All this raises suspicions that Gazprom has been deliberately selling off gas from its EU reserves all summer to meet its contractual obligations to European consumers in order to create an artificial deficit in the autumn to raise prices and put pressure on Berlin and Brussels for a quick and complete agreement. for the construction of Nord Stream-2. And this would contradict the requirements of the EU’s Third Energy Pact.
In January-February 2022, there may be a shortage of natural gas in Germany, but the available reserves of about 70% are likely to be enough until the end of winter, unless it turns out to be particularly severe and icy. Even if Russia fulfills its contractual obligations to a minimum, Norway will be able to increase supplies. Demand in Bulgaria, Italy and Greece, on the other hand, can be met by gas from Azerbaijan coming through the TAP pipeline. There are other alternatives, such as supplies of compressed natural gas (CNG) from the United States and a number of African countries.
Prices in Germany are rising
The prospect of gas shortages, which is still only hypothetical, however, has caused an unprecedented rise in prices in a number of European countries. In Germany, average gas prices for end users have already risen by an average of 11% – 13%, according to the portal Verivox. For the average household, this means an average increase in heating costs of around € 191 per year or € 16 per month.

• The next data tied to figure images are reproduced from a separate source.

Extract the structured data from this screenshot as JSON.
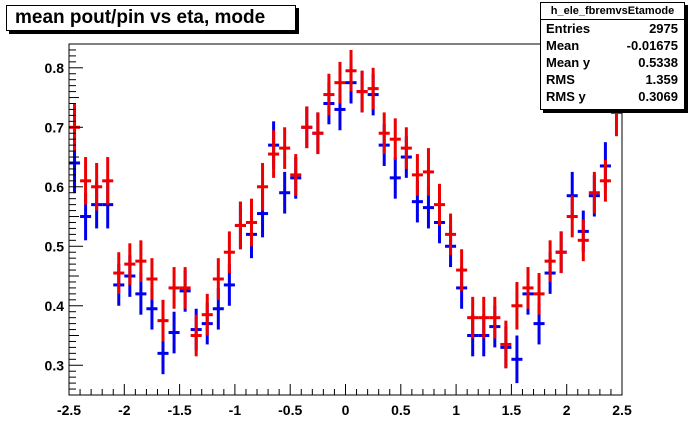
{
  "title": "mean pout/pin vs eta, mode",
  "stats": {
    "name": "h_ele_fbremvsEtamode",
    "rows": [
      {
        "label": "Entries",
        "value": "2975"
      },
      {
        "label": "Mean",
        "value": "-0.01675"
      },
      {
        "label": "Mean y",
        "value": "0.5338"
      },
      {
        "label": "RMS",
        "value": "1.359"
      },
      {
        "label": "RMS y",
        "value": "0.3069"
      }
    ]
  },
  "colors": {
    "blue_series": "#0000ee",
    "red_series": "#ee0000"
  },
  "chart_data": {
    "type": "scatter",
    "title": "mean pout/pin vs eta, mode",
    "xlabel": "",
    "ylabel": "",
    "xlim": [
      -2.5,
      2.5
    ],
    "ylim": [
      0.25,
      0.84
    ],
    "xticks": [
      "-2.5",
      "-2",
      "-1.5",
      "-1",
      "-0.5",
      "0",
      "0.5",
      "1",
      "1.5",
      "2",
      "2.5"
    ],
    "yticks": [
      "0.3",
      "0.4",
      "0.5",
      "0.6",
      "0.7",
      "0.8"
    ],
    "grid": false,
    "legend": "none",
    "series": [
      {
        "color": "#0000ee",
        "points": [
          {
            "x": -2.45,
            "y": 0.64,
            "err": 0.05
          },
          {
            "x": -2.35,
            "y": 0.55,
            "err": 0.04
          },
          {
            "x": -2.25,
            "y": 0.57,
            "err": 0.04
          },
          {
            "x": -2.15,
            "y": 0.57,
            "err": 0.04
          },
          {
            "x": -2.05,
            "y": 0.435,
            "err": 0.035
          },
          {
            "x": -1.95,
            "y": 0.45,
            "err": 0.035
          },
          {
            "x": -1.85,
            "y": 0.42,
            "err": 0.035
          },
          {
            "x": -1.75,
            "y": 0.395,
            "err": 0.035
          },
          {
            "x": -1.65,
            "y": 0.32,
            "err": 0.035
          },
          {
            "x": -1.55,
            "y": 0.355,
            "err": 0.035
          },
          {
            "x": -1.45,
            "y": 0.425,
            "err": 0.035
          },
          {
            "x": -1.35,
            "y": 0.36,
            "err": 0.035
          },
          {
            "x": -1.25,
            "y": 0.37,
            "err": 0.035
          },
          {
            "x": -1.15,
            "y": 0.395,
            "err": 0.035
          },
          {
            "x": -1.05,
            "y": 0.435,
            "err": 0.035
          },
          {
            "x": -0.95,
            "y": 0.535,
            "err": 0.04
          },
          {
            "x": -0.85,
            "y": 0.52,
            "err": 0.04
          },
          {
            "x": -0.75,
            "y": 0.555,
            "err": 0.04
          },
          {
            "x": -0.65,
            "y": 0.67,
            "err": 0.04
          },
          {
            "x": -0.55,
            "y": 0.59,
            "err": 0.035
          },
          {
            "x": -0.45,
            "y": 0.615,
            "err": 0.035
          },
          {
            "x": -0.35,
            "y": 0.7,
            "err": 0.035
          },
          {
            "x": -0.25,
            "y": 0.69,
            "err": 0.035
          },
          {
            "x": -0.15,
            "y": 0.74,
            "err": 0.035
          },
          {
            "x": -0.05,
            "y": 0.73,
            "err": 0.035
          },
          {
            "x": 0.05,
            "y": 0.775,
            "err": 0.035
          },
          {
            "x": 0.15,
            "y": 0.76,
            "err": 0.035
          },
          {
            "x": 0.25,
            "y": 0.755,
            "err": 0.035
          },
          {
            "x": 0.35,
            "y": 0.67,
            "err": 0.035
          },
          {
            "x": 0.45,
            "y": 0.615,
            "err": 0.035
          },
          {
            "x": 0.55,
            "y": 0.65,
            "err": 0.035
          },
          {
            "x": 0.65,
            "y": 0.575,
            "err": 0.035
          },
          {
            "x": 0.75,
            "y": 0.565,
            "err": 0.035
          },
          {
            "x": 0.85,
            "y": 0.54,
            "err": 0.035
          },
          {
            "x": 0.95,
            "y": 0.5,
            "err": 0.035
          },
          {
            "x": 1.05,
            "y": 0.43,
            "err": 0.035
          },
          {
            "x": 1.15,
            "y": 0.35,
            "err": 0.035
          },
          {
            "x": 1.25,
            "y": 0.35,
            "err": 0.035
          },
          {
            "x": 1.35,
            "y": 0.365,
            "err": 0.035
          },
          {
            "x": 1.45,
            "y": 0.33,
            "err": 0.035
          },
          {
            "x": 1.55,
            "y": 0.31,
            "err": 0.04
          },
          {
            "x": 1.65,
            "y": 0.42,
            "err": 0.035
          },
          {
            "x": 1.75,
            "y": 0.37,
            "err": 0.035
          },
          {
            "x": 1.85,
            "y": 0.455,
            "err": 0.035
          },
          {
            "x": 1.95,
            "y": 0.49,
            "err": 0.035
          },
          {
            "x": 2.05,
            "y": 0.585,
            "err": 0.04
          },
          {
            "x": 2.15,
            "y": 0.525,
            "err": 0.035
          },
          {
            "x": 2.25,
            "y": 0.585,
            "err": 0.035
          },
          {
            "x": 2.35,
            "y": 0.635,
            "err": 0.04
          }
        ]
      },
      {
        "color": "#ee0000",
        "points": [
          {
            "x": -2.45,
            "y": 0.7,
            "err": 0.04
          },
          {
            "x": -2.35,
            "y": 0.61,
            "err": 0.04
          },
          {
            "x": -2.25,
            "y": 0.6,
            "err": 0.04
          },
          {
            "x": -2.15,
            "y": 0.61,
            "err": 0.04
          },
          {
            "x": -2.05,
            "y": 0.455,
            "err": 0.035
          },
          {
            "x": -1.95,
            "y": 0.47,
            "err": 0.035
          },
          {
            "x": -1.85,
            "y": 0.475,
            "err": 0.035
          },
          {
            "x": -1.75,
            "y": 0.445,
            "err": 0.035
          },
          {
            "x": -1.65,
            "y": 0.375,
            "err": 0.035
          },
          {
            "x": -1.55,
            "y": 0.43,
            "err": 0.035
          },
          {
            "x": -1.45,
            "y": 0.43,
            "err": 0.035
          },
          {
            "x": -1.35,
            "y": 0.35,
            "err": 0.035
          },
          {
            "x": -1.25,
            "y": 0.385,
            "err": 0.035
          },
          {
            "x": -1.15,
            "y": 0.445,
            "err": 0.035
          },
          {
            "x": -1.05,
            "y": 0.49,
            "err": 0.035
          },
          {
            "x": -0.95,
            "y": 0.535,
            "err": 0.04
          },
          {
            "x": -0.85,
            "y": 0.54,
            "err": 0.04
          },
          {
            "x": -0.75,
            "y": 0.6,
            "err": 0.04
          },
          {
            "x": -0.65,
            "y": 0.655,
            "err": 0.04
          },
          {
            "x": -0.55,
            "y": 0.665,
            "err": 0.035
          },
          {
            "x": -0.45,
            "y": 0.62,
            "err": 0.035
          },
          {
            "x": -0.35,
            "y": 0.7,
            "err": 0.035
          },
          {
            "x": -0.25,
            "y": 0.69,
            "err": 0.035
          },
          {
            "x": -0.15,
            "y": 0.755,
            "err": 0.035
          },
          {
            "x": -0.05,
            "y": 0.775,
            "err": 0.035
          },
          {
            "x": 0.05,
            "y": 0.795,
            "err": 0.035
          },
          {
            "x": 0.15,
            "y": 0.76,
            "err": 0.035
          },
          {
            "x": 0.25,
            "y": 0.765,
            "err": 0.035
          },
          {
            "x": 0.35,
            "y": 0.69,
            "err": 0.035
          },
          {
            "x": 0.45,
            "y": 0.68,
            "err": 0.035
          },
          {
            "x": 0.55,
            "y": 0.665,
            "err": 0.035
          },
          {
            "x": 0.65,
            "y": 0.62,
            "err": 0.035
          },
          {
            "x": 0.75,
            "y": 0.625,
            "err": 0.04
          },
          {
            "x": 0.85,
            "y": 0.57,
            "err": 0.035
          },
          {
            "x": 0.95,
            "y": 0.52,
            "err": 0.035
          },
          {
            "x": 1.05,
            "y": 0.46,
            "err": 0.035
          },
          {
            "x": 1.15,
            "y": 0.38,
            "err": 0.035
          },
          {
            "x": 1.25,
            "y": 0.38,
            "err": 0.035
          },
          {
            "x": 1.35,
            "y": 0.38,
            "err": 0.035
          },
          {
            "x": 1.45,
            "y": 0.335,
            "err": 0.04
          },
          {
            "x": 1.55,
            "y": 0.4,
            "err": 0.04
          },
          {
            "x": 1.65,
            "y": 0.43,
            "err": 0.035
          },
          {
            "x": 1.75,
            "y": 0.42,
            "err": 0.035
          },
          {
            "x": 1.85,
            "y": 0.475,
            "err": 0.035
          },
          {
            "x": 1.95,
            "y": 0.49,
            "err": 0.035
          },
          {
            "x": 2.05,
            "y": 0.55,
            "err": 0.035
          },
          {
            "x": 2.15,
            "y": 0.51,
            "err": 0.035
          },
          {
            "x": 2.25,
            "y": 0.59,
            "err": 0.035
          },
          {
            "x": 2.35,
            "y": 0.61,
            "err": 0.035
          },
          {
            "x": 2.45,
            "y": 0.725,
            "err": 0.04
          }
        ]
      }
    ]
  }
}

Again, according to Verivox, over the past 12 months, electricity prices in Germany have risen by an average of 5.7%. However, in Germany, households are free to switch suppliers of gas and electricity, which creates much more competition between companies and to some extent restrains price increases in this area. It is important to know something else: more than half of the final price of electricity for consumers consists of various fees, taxes and deductions. Thus, in a possible extreme situation, the German government can always use these tools to drastically reduce electricity prices by temporarily canceling certain payments. A similar measure has been implemented, for example, in Spain and Berlin as part of anti-crisis measures against the pandemic.